Managing Chronic Diseases with Lab Testing

Regular lab testing can help in keeping a track of a lot of health issues. Here are some of the chronic conditions that can be managed with regular lab testing.


Testing on a regular basis is important if you are taking medication for a thyroid disorder. Regular testing can fine-tune your treatment. If you have had a previous treatment for an overactive thyroid, it is important to conduct a blood test every 12 months or as per the advice of your physician.

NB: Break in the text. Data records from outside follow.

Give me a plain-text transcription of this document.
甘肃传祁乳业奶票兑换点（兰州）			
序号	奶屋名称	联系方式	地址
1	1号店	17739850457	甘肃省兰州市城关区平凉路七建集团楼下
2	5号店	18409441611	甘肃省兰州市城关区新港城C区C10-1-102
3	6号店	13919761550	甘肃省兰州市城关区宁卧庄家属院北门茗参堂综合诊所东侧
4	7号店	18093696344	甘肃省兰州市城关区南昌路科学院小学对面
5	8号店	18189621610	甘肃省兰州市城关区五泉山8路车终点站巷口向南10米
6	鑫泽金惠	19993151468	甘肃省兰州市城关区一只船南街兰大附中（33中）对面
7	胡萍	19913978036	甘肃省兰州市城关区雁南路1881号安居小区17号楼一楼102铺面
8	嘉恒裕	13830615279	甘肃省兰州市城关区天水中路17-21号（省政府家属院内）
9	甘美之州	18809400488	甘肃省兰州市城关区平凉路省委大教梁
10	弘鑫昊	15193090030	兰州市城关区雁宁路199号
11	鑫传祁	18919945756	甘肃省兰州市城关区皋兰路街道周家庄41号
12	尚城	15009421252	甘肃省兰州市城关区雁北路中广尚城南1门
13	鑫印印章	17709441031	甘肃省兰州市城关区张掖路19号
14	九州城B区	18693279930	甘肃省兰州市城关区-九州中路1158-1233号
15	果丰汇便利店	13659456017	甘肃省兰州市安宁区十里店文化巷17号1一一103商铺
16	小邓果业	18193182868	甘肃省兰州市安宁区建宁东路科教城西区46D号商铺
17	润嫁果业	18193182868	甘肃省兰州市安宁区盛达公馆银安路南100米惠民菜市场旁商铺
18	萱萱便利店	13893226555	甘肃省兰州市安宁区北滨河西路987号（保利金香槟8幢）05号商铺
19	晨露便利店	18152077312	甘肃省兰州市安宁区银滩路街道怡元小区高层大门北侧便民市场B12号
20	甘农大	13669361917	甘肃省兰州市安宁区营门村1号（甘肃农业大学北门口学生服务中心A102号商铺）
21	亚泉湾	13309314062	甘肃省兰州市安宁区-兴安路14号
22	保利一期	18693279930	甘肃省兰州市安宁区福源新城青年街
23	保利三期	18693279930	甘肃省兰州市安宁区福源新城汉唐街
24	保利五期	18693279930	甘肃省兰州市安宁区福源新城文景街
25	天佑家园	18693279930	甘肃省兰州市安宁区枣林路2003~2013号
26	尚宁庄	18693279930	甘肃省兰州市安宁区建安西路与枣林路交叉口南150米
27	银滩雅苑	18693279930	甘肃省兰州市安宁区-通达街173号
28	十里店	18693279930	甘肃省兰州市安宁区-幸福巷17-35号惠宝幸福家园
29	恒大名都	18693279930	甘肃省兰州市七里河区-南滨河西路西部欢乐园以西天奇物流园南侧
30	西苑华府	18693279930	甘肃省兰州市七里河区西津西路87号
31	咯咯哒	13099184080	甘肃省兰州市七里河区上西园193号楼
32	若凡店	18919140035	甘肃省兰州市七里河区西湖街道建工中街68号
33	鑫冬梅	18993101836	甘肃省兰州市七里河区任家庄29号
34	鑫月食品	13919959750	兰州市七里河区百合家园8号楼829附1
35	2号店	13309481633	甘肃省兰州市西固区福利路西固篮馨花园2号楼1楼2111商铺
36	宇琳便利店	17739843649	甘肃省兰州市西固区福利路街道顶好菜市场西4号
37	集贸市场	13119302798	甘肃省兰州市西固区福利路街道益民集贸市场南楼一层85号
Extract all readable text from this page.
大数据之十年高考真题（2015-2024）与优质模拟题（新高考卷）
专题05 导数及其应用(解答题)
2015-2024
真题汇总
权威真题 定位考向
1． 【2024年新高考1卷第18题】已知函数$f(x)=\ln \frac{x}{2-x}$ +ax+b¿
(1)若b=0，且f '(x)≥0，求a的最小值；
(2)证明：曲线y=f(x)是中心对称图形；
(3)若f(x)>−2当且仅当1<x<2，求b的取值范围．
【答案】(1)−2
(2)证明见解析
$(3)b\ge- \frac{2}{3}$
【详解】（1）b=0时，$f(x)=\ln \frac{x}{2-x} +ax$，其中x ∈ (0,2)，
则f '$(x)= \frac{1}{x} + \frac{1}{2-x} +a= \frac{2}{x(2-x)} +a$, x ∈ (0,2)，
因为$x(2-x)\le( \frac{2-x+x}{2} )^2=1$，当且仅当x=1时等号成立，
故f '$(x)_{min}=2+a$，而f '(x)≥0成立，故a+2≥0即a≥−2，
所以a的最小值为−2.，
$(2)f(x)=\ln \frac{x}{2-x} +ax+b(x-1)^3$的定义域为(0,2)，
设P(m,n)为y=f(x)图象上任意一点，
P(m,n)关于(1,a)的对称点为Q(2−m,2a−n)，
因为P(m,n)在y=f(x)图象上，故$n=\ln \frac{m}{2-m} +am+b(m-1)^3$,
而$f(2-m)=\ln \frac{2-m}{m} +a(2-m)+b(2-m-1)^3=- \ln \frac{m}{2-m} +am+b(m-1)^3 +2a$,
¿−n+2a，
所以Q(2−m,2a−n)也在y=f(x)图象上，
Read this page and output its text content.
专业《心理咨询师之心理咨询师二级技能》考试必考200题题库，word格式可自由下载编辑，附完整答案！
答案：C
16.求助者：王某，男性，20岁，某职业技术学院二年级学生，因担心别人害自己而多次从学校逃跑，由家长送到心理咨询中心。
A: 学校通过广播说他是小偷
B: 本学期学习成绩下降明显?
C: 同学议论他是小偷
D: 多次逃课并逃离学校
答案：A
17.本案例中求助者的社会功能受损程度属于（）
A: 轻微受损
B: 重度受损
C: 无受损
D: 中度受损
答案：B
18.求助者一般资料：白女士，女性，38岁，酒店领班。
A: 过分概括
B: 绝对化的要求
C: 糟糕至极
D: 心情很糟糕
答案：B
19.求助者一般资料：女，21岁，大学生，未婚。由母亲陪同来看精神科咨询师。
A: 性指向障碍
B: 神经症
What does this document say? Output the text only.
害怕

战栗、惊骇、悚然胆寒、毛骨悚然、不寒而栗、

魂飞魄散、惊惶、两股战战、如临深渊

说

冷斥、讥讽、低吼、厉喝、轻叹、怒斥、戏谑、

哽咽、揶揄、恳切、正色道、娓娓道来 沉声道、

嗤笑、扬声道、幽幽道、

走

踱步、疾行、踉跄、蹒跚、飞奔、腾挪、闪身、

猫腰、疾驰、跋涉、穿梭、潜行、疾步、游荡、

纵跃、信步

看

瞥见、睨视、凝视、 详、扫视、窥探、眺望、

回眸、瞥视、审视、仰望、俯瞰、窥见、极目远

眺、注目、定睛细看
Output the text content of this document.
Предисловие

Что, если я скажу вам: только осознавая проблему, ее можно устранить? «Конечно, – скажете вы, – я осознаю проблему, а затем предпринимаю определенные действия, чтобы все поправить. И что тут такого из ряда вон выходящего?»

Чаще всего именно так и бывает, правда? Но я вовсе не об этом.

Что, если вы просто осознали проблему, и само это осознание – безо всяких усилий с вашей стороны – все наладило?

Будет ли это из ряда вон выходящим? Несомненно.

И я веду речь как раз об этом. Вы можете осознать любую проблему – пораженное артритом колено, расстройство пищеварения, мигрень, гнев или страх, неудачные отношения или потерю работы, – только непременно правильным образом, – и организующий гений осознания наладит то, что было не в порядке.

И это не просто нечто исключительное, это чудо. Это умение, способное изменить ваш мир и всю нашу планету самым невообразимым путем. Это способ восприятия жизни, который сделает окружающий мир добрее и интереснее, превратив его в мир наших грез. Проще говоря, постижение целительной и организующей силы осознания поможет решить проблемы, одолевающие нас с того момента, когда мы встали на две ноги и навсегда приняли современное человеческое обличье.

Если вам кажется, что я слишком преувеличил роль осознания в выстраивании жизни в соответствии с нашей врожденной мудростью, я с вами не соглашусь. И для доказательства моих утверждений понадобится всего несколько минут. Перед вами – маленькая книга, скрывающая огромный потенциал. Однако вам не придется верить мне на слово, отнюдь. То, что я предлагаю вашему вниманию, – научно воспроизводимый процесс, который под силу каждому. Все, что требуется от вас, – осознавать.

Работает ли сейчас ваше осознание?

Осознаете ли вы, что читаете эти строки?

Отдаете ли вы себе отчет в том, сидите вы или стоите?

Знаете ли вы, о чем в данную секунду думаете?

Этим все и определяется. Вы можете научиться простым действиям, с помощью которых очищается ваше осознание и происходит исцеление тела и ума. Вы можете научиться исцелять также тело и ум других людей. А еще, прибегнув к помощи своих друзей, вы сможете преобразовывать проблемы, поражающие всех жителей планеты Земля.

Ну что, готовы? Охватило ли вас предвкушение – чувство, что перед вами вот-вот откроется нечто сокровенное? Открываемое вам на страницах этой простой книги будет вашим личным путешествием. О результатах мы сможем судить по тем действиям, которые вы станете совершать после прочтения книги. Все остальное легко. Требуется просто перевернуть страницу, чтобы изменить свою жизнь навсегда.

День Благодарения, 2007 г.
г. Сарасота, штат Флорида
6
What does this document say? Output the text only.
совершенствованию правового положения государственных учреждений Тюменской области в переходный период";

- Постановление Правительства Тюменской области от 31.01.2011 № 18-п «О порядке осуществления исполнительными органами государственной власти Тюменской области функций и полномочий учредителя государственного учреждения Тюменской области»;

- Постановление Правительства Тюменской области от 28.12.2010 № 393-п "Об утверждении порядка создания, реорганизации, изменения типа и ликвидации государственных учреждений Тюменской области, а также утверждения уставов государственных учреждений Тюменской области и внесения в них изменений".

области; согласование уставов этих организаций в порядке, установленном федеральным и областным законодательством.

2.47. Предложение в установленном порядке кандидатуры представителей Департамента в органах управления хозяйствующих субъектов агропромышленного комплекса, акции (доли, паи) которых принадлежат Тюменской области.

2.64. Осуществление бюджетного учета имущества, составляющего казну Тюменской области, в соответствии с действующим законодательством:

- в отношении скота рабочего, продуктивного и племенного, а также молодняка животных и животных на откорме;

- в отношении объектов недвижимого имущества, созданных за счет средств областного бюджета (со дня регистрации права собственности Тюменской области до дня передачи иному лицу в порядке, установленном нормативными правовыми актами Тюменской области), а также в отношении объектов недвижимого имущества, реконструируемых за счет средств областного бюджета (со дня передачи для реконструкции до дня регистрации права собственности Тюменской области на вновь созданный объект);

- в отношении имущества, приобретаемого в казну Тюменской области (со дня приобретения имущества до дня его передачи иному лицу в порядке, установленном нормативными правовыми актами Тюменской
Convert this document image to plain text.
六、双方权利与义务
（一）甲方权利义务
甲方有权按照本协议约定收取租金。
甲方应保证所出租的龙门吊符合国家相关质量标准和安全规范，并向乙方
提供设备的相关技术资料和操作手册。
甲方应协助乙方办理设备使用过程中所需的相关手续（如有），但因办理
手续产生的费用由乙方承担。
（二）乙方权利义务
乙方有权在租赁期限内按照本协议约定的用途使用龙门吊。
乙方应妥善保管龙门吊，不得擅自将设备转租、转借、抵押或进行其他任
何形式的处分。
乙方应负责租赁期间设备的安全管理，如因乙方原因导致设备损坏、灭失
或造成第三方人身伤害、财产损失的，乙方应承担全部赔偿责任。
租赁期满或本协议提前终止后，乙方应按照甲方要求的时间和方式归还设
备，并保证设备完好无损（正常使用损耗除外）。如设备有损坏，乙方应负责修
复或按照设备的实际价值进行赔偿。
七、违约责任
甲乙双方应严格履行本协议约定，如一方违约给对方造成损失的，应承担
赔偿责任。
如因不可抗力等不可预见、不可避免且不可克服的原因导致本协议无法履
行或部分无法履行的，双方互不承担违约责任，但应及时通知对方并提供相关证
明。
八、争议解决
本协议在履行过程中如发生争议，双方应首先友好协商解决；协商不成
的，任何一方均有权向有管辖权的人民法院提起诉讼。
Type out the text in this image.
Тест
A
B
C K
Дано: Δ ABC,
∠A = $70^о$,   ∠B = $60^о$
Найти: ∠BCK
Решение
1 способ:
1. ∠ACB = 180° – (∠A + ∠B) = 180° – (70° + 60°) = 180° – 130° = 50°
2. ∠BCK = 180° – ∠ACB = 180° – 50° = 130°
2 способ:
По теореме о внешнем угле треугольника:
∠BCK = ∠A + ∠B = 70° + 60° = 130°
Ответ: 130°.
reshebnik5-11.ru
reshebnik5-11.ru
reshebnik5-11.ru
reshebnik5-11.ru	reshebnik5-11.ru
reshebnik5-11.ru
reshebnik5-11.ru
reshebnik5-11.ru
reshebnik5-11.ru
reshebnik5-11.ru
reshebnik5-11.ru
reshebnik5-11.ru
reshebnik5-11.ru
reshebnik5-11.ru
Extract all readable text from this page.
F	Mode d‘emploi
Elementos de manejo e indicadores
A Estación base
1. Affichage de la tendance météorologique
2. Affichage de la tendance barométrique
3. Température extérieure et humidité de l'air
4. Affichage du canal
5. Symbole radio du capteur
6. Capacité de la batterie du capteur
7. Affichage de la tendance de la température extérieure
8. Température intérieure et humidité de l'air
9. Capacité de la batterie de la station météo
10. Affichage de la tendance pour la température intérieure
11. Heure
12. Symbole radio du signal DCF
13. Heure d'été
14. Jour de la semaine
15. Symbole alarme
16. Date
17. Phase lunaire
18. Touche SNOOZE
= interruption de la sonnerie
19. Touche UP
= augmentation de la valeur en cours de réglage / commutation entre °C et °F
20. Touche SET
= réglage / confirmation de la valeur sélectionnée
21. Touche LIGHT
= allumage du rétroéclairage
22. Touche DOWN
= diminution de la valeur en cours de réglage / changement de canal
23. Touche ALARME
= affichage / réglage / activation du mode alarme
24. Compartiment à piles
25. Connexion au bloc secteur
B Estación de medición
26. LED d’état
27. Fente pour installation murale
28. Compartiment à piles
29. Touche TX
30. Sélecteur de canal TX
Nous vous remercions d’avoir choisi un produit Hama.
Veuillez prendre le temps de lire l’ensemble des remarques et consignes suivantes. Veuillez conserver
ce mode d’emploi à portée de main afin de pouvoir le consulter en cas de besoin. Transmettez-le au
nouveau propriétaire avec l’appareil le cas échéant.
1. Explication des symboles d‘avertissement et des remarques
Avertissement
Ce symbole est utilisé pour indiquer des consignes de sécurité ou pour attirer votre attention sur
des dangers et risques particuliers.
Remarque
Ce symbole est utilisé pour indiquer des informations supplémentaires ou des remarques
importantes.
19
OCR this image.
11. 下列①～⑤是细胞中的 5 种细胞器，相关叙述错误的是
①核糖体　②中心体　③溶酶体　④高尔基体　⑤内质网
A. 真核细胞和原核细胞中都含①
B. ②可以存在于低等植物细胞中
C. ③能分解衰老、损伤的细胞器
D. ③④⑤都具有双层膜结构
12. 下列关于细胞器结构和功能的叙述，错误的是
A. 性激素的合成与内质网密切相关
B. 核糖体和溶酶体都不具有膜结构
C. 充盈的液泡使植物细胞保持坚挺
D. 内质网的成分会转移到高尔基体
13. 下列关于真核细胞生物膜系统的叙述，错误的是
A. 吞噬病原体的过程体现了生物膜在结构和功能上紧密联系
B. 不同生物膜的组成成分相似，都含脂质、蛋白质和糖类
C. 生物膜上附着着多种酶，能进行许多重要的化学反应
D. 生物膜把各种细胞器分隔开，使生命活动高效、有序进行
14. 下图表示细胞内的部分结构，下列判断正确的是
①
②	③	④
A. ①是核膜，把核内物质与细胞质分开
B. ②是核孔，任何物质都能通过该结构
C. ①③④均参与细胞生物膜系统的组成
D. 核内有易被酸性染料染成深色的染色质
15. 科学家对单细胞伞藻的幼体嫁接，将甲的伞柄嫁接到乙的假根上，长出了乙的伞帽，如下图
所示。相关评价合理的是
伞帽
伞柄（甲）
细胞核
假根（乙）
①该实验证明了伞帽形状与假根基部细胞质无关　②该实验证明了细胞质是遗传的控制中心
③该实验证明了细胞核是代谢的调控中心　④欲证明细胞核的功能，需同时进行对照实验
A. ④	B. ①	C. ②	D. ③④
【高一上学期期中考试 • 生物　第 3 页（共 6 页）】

Diabetes symptoms often develop over several years and go unnoticed, making routine testing all the more vital. Testing blood glucose levels have become a daily ritual for millions of people across the globe. Most people have started using blood test kits at home to track their blood sugar levels. But the main diagnostic test, hemoglobin A1C test which can provide key information to see if diabetes is under control can only be performed by a medical professional.

Heart Disease

Clinical laboratory diagnostics have a significant role in preventative care for heart diseases. This chronic condition represents one of the most significant health challenges faced by the patients today. Even young people are now at the increased risk of getting a heart disease. Effective approaches for surveillance, prevention, and treatment are needed to address the expanding burden of heart disease mortality, particularly for the substantially increasing rates of heart failure making regular testing more important than ever.

For patients at risk of developing heart disease, routine monitoring can help monitor levels of “bad” cholesterol (low-density lipoprotein, or LDL) in blood, information that can be used to advance preventative measures, including lifestyle changes that can ultimately reduce a patient’s risk of heart disease.


Routine lab testing has also proven a vital lifeline for cancer patients, empowering better clinical decision making at every step of the treatment process. Cancer screening significantly reduces the risk of deaths because early detection often goes hand-in-hand with earlier treatment, a key driver of improving prospects of getting cured.